There’s a lot to take away from this lecture series. One of the biggest concepts my eyes were opened to was conversational style. I knew about the differences, but I didn’t have a framework to hang the disparate observations onto. Styles vary significantly by region, culture, and gender. For example, some conversational styles include the use of “I’m sorry” as a standard mechanism to express sympathy and mean “I’m sorry that thing happened or that it made you feel bad” and does not include an apology component, yet we frequently judge people with weakness when coming from a communication style where “sorry” is only used in apologies. Another great concept was complementary schismogenesis. This is where the conversational styles conflict in such a fashion as they drive both parties to become ever more agitated at the other and pushes both to even greater extremes of the same style. For example, one style includes short pauses and a lot of supportive vocalizations against a style that includes long pauses and minimal vocalizations may find the other rude. The short pause person will fill the void and may consider the other uninterested and distance, while the long pause person may consider the other rude, interrupting, and domineering.While this lecture series may not make huge changes in my life, it has given me a framework to understand the differences, and I hope it will make me more conscious of my conversations.

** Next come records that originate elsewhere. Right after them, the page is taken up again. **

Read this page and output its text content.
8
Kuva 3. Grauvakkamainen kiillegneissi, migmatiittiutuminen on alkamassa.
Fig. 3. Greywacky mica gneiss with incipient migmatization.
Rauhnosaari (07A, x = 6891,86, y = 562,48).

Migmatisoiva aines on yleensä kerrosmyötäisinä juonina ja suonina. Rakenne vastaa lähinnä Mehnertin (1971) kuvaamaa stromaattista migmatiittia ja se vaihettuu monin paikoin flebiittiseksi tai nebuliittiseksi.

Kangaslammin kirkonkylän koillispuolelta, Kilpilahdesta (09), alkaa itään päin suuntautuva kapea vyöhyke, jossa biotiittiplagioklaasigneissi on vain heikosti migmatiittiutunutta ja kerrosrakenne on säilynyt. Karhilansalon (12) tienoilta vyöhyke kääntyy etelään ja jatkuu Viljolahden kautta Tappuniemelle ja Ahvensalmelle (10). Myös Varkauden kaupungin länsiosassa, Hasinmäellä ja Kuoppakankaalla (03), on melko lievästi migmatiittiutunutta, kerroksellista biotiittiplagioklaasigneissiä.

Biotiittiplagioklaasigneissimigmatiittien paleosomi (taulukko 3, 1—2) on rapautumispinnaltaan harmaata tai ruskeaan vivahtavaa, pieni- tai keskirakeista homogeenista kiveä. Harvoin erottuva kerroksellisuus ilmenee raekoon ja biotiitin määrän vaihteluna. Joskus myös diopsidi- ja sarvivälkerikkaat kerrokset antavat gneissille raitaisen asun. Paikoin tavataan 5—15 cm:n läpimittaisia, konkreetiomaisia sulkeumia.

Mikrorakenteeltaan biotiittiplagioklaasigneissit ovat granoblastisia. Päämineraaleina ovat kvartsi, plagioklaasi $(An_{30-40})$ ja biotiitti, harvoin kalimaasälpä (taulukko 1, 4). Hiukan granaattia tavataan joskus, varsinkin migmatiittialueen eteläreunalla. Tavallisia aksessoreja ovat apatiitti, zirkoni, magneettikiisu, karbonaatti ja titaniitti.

This was a very interesting book on Sociolinguistics. It really helps you understand how differing conversational styles can cause rifts and misunderstandings between people in different situations. It was interesting to hear how different styles of speaking and listening can be misinterpreted, and gave a lot of tips for overcoming that. Also, I feel better outfitted now to recognize differing conversational styles, particularly the way different people expect the end of one speaking cycle to be marked and another one from another speaker to begin.Very interesting stuff, and it's clear that Dr. Tannen knows what she is talking about. Recommended.
I'd highly recommend these audio lectures to anyone who makes a habit of conversing with human beings. I learned so much about how sociolinguistic preferences can vary across genders, ethnic backgrounds, and social standings.The lesson that will really stick with me is this. People tend to extrapolate from conversational style to a person's intentions and abilities. But if you instead try to understand the style itself as a valid system with its own logic, it can clear up a lot of misunderstandings and make communication more effective.
Started this lecture series yesterday. At, 57, is there hope for unlearning and relearning communication styles? More later. OK, done now. This is an excellent series of talks on communication styles. Tannen discusses the differences in styles due to ethnic background, age, gender. She's instructional but warm and humorous at the same time. It helps to understand how I may be percieved by others as well as realize that my perceptions may not be quite accurate.
This is a Modern Scholar course, and I've read a little of Tannen's work, so there wasn't much here that was new, but it certainly gives me a better handle on some behaviors that I can control that impact my interactions with others. Most of it involves more listening, and more awareness.
I loved this course. Excellent, both in content and in narration. Professor Deborah Tannen presents sociolinguistics' findings on cultural and gender differences between conversational styles in engaging and effective way, but also without dumbing down the topic.
I have never read Men Are From Mars, Women Are From Venus but I cannot help but think this book may be similar. The book is wonderful and will go a long way in helping me to communicate more effectively and think more compassionately in terms of both genders.
Incredibly compelling information on misunderstandings caused by conversational style differences, primarily those rooted in gender. I have already started using what I've learned.